1. Installing Hadoop 2.7 on Ubuntu Tutorial: Objective
This tutorial on Installation of Hadoop 2.7 on Ubuntu explains about How to install and configure Hadoop 2.7.x on Ubuntu? In this tutorial, we will guide you step by step on how to install Hadoop and deploy Hadoop on the Single server (single node cluster) on Ubuntu OS. This quick start guide will help you to install Hadoop 2.7 on ubuntu, configure and run it in less than 10 min. While installation we will enable YARN so that apart from MapReduce you can run various types of applications like Apache Spark.
2. How to Install Hadoop 2.7 on Ubuntu?
In this part of the Hadoop 2.7 installation tutorial, we will learn step by step to install and configure Hadoop 2.7.x on Ubuntu OS. Follow the steps given below to install Hadoop 2.7 –
2.1. Prerequisites to install Hadoop 2.7 on Ubuntu
If you are using Windows/Mac OS to install Hadoop 2.7 you can create a virtual machine and install Ubuntu using VMWare Player, alternatively, you can create a virtual machine and install Ubuntu using Oracle Virtual Box.
I. Install Oracle Java 8
a. Install Python Software Properties
sudo apt-get install python-software-properties
b. Add Repository
sudo add-apt-repository ppa:webupd8team/java
c. Update the source list
sudo apt-get update
d. Install Java
sudo apt-get install oracle-java8-installer
II. Setup Password-less SSH
a. Install Open SSH Server & Open SSH Client
sudo apt-get install openssh-server openssh-client
b. Generate Public & Private Key Pairs
ssh-keygen -t rsa -P “”
c. Configure password-less SSH
cat $HOME/.ssh/id_rsa.pub >> $HOME/.ssh/authorized_keys
d. Check by SSH to localhost
ssh localhost
3.1. Configure, Setup and Install Hadoop 2.7 on Ubuntu
I. Download Hadoop
https://archive.apache.org/dist/hadoop/common/hadoop-2.7.1/hadoop-2.7.1.tar.gz
II. Untar Tar ball
tar xzf hadoop–2.7.1.tar.gz
Note: All the required jars, scripts, configuration files, etc. are available in HADOOP_HOME directory (hadoop-2.7.1)
III. Setup Configuration
a. Edit .bashrc
Edit .bashrc file located in the user’s home directory and add the below parameters:
1. export HADOOP_PREFIX=/home/hdadmin/hadoop-2.7.1
2. export PATH=$PATH:$HADOOP_PREFIX/bin
3. export PATH=$PATH:$HADOOP_PREFIX/sbin
4. export HADOOP_MAPRED_HOME=${HADOOP_PREFIX}
5. export HADOOP_COMMON_HOME=${HADOOP_PREFIX}
6. export HADOOP_HDFS_HOME=${HADOOP_PREFIX}
7. export YARN_HOME=${HADOOP_PREFIX}
8. export HADOOP_COMMON_LIB_NATIVE_DIR=$HADOOP_PREFIX/lib/native
9. export HADOOP_OPTS=”-Djava.library.path=$HADOOP_PREFIX/lib”

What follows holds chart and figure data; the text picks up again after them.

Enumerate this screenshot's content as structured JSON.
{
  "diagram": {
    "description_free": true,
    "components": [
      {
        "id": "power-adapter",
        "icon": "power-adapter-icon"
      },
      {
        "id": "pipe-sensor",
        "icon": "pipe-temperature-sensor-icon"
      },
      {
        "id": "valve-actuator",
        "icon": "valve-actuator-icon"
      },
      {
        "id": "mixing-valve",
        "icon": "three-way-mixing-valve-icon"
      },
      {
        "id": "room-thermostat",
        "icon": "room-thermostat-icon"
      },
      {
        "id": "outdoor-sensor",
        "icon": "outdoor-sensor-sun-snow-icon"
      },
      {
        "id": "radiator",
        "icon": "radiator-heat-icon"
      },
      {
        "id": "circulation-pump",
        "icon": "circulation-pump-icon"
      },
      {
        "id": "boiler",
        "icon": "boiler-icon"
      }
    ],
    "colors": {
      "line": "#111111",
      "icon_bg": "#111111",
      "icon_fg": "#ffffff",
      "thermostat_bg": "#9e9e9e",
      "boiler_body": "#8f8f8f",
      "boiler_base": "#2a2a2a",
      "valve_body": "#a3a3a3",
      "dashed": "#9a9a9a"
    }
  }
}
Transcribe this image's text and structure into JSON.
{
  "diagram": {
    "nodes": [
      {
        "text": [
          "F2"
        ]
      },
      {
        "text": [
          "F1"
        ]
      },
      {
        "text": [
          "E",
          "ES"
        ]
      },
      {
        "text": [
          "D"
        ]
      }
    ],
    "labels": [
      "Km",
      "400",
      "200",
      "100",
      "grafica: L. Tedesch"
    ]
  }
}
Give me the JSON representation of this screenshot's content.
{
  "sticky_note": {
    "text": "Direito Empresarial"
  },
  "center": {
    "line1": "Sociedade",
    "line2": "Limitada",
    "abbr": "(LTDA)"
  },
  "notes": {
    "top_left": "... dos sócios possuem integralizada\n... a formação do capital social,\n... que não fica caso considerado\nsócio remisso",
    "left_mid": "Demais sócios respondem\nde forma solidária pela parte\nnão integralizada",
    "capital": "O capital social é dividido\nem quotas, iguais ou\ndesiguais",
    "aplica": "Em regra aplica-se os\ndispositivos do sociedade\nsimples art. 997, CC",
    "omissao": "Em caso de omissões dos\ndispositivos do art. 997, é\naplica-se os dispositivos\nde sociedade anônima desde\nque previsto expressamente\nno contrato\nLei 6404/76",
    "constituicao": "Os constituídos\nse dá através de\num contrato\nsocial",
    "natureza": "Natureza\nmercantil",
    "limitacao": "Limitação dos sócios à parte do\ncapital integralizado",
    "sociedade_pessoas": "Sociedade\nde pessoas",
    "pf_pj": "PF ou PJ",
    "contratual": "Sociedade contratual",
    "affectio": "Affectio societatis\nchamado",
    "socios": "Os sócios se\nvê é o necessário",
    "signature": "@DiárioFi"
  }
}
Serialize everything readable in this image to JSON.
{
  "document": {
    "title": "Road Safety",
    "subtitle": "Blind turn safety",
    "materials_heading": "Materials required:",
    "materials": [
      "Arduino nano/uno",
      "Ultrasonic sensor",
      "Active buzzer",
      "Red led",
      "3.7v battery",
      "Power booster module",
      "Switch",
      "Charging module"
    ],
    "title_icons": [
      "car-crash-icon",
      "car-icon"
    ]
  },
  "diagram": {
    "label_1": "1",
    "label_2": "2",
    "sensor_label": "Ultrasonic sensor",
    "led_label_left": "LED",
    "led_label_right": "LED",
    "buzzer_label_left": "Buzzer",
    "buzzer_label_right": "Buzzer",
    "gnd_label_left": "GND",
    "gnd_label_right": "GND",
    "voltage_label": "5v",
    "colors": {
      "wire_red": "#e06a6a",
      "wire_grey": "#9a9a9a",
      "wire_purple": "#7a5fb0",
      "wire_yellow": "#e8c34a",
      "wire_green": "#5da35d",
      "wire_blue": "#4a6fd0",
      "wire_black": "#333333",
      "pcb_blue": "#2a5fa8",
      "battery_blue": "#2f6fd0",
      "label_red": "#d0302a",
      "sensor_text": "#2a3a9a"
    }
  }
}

Note: After the above step restarts the terminal so that all the environment variables will come into the picture.
b. Edit hadoop-env.sh
Edit hadoop-env.sh (hadoop-env.sh is placed in etc/hadoop inside Hadoop installation directory) and set JAVA_HOME:
- export JAVA_HOME=<root-of-your-Java-installation> (eg: /usr/lib/jvm/java-8-oracle/)
c. Edit core-site.xml
Edit core-site.xml (core-site.xml is located in etc/hadoop inside Hadoop installation directory) and add below entries:
- <configuration>
- <property>
- <name>fs.defaultFS</name>
- <value>hdfs://localhost:9000</value>
- </property>
- <property>
- <name>hadoop.tmp.dir</name>
- <value>/home/hdadmin/hdata</value>
- </property>
- </configuration>
Note: you must have Read Write permissions in /home/hdadmin/hdata else specify a location where you have Read Write permissions.
d. Edit hdfs-site.xml
Edit hdfs-site.xml (hdfs-site.xml is located in etc/hadoop inside Hadoop installation directory) and add below entries:
- <configuration>
- <property>
- <name>dfs.replication</name>
- <value>1</value>
- </property>
- </configuration>
e. Edit mapred-site.xml
Edit mapred-site.xml (mapred-site.xml.template is located in etc/hadoop inside Hadoop installation directory, copy the file with the name mapred-site.xml) and add below entries:
- <configuration>
- <property>
- <name>mapreduce.framework.name</name>
- <value>yarn</value>
- </property>
- </configuration>
f. Edit yarn-site.xml
Edit yarn-site.xml (yarn-site.xml is situated in etc/hadoop inside Hadoop installation directory) and add below entries:
- <configuration>
- <property>
- <name>yarn.nodemanager.aux-services</name>
- <value>mapreduce_shuffle</value>
- </property>
- <property>
- <name>yarn.nodemanager.aux-services.mapreduce.shuffle.class</name>
- <value>org.apache.hadoop.mapred.ShuffleHandler</value>
- </property>
- </configuration>
4.1. Start the Cluster
I. Format the name node:
hdfs namenode -format
NOTE: Namenode should be configured just once when you install Hadoop.
II. Start HDFS Services:
start-dfs.sh
III. Start YARN Services:
start-yarn.sh
IV. Check whether services have been started
- jps
- NameNode
- DataNode
- ResourceManager
- NodeManager
- SecondaryNameNode
5.1. Run Map-Reduce Jobs
I. Run wordcount example:
- hdfs dfs -mkdir /data
- hdfs dfs -put <file> /data
- yarn jar share/hadoop/mapreduce/hadoop-MapReduce-examples-2.7.1.jar wordcount /data /data-out
- hdfs dfs -cat /data-out/*
6.1. Stop the Cluster
I. Stop HDFS Services:
stop-dfs.sh
II. Stop YARN Services:
stop-yarn.sh
This was all in this tutorial to install Hadoop 2.7 on Ubuntu in 10 minutes…